The Knudsens of Lehi Utah had four Japanese Americans relocated to their house. The following excerpt is quoted from the unpublished history of the Knudsen family by Racheal Lillian Knudsen (1899-1982).
“Not long before World War II commenced, Fred (her husband Frederick Christian Knudsen) obtained employment in the Lehi Roller Mills which was supplying flour to the government for the war effort, and we moved into the old family home with my mother who welcomed us with open arms. This was a delightful time for me to be able to spend time with my beloved mother and feel the warmth of my old home once again.
During World War II, while Fred and I were living with my mother in the old family home, my mother utilized a government program to sponsor four Japanese families who were living in the government internment camps under horrible conditions. My mother, always generous to a fault, was anxious to provide a temporary home to these strange people and to provide some extra income. The house was renovated into apartments to accommodate them. The Japanese men, and some of the women, worked out in the community, mostly at the sugar beet fields, and paid my mother a stipend from their wages for housing. Some of them, who had no employment, worked on our family farm and at the house as servants. In time my mother came to love and admire these good people who suffered hardships only due to their race during a war with their former country. …I can’t recall all of their names. Not only were they difficult to pronounce and remember, but some of these families stayed only a short time and then moved on back to the camps or other places and who eventually regained their citizenship status when the war ended…

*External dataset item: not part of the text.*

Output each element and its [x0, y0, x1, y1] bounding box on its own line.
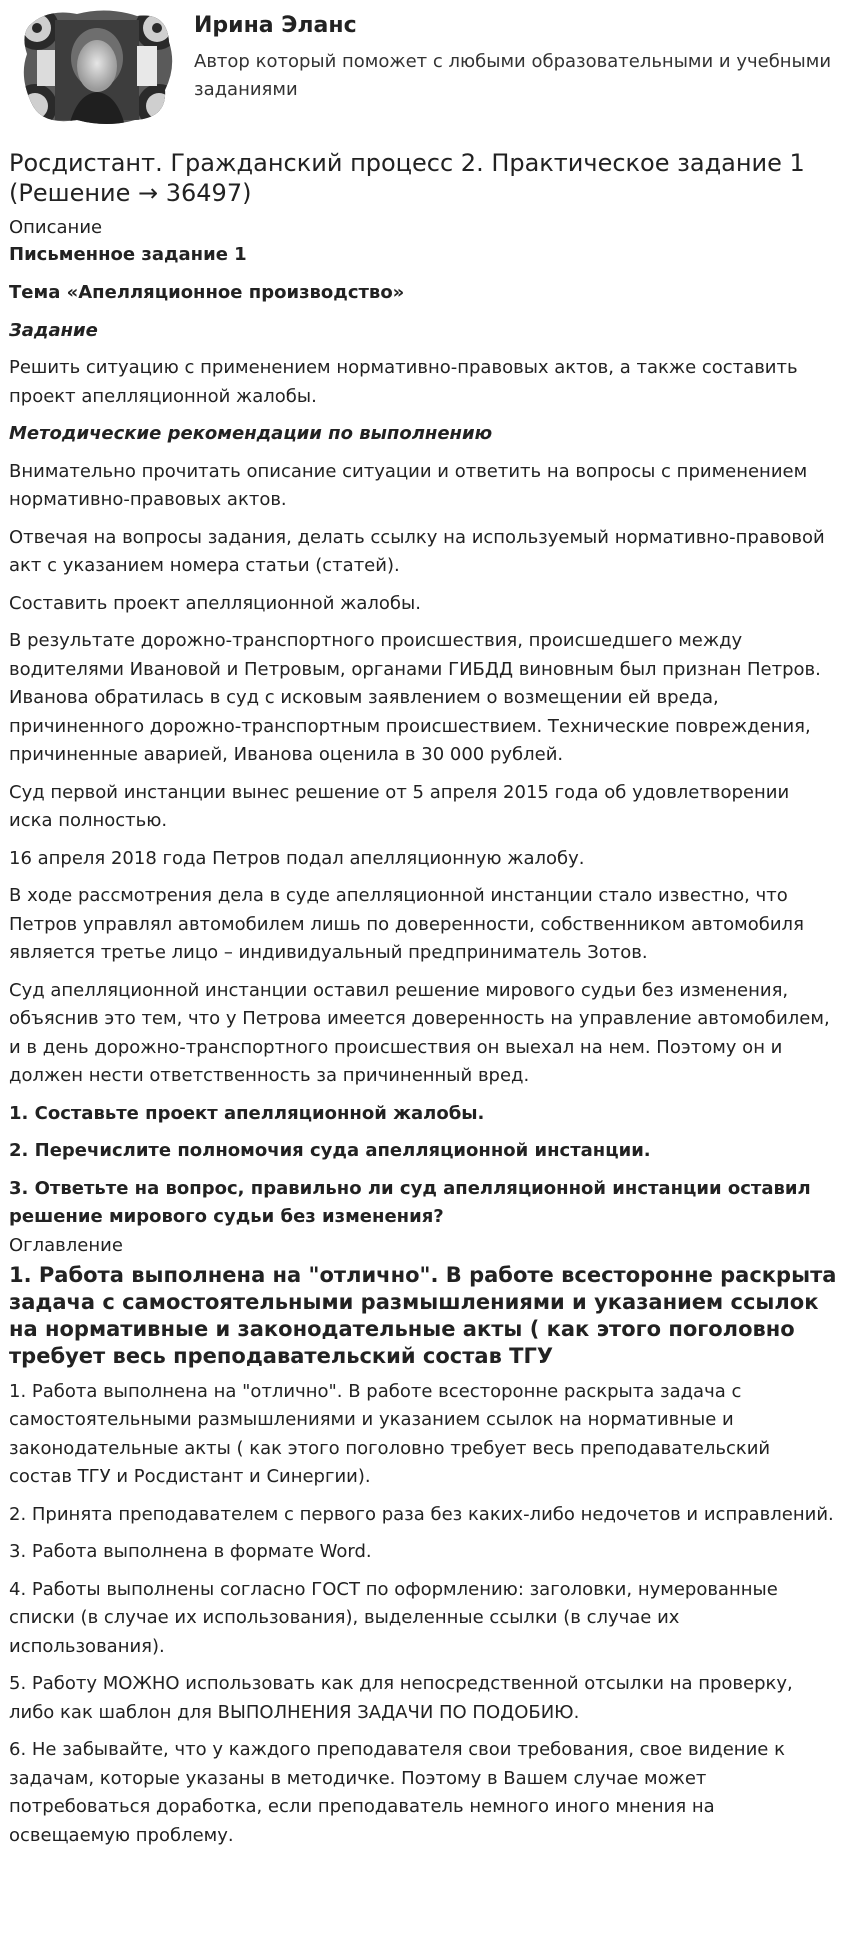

The one (Japanese) I remember best was a kind man named Tsuneo, whom we referred to as “Harry,” and his little wife Vary. Harry worked at the Lehi Sugar Plant but when he came home, and in his spare time, he worked in my mother’s yard and gardens, and he soon had them shaped up to be the showcase of Lehi. It was my understanding that he had worked in professional nurseries in his California home before he had been transferred to the internment camps. His little wife Vary took care of mother’s home and she wouldn’t allow my mother to lift a hand before she would rush to do the chore. She once made tea for my mother who told her she did not drink tea as it was against her religion, and I think it hurt Vary’s feelings a little, as though she had done something wrong, but my mother told her it was not her fault that she didn’t know. …
Harry, the Japanese man who lived in our family home, was such a nice man. He politely bowed every time he entered the room and every time he left it. He was well educated and spoke English very well without a noticeable accent. He talked about growing up in California, somewhere in the San Francisco area, and said that his ability to speak English was due to a language school he had attended. I thought it so endearing that every day he would cut a rose from mother’s garden and bring it to his little wife Vary, bowing as he did so, and she curtsied as she accepted it. I don’t know what happened to them when the war was over and they were released from the bonds of prejudice. I presume that they returned to their home in California but as far as I know my mother never heard from them again.”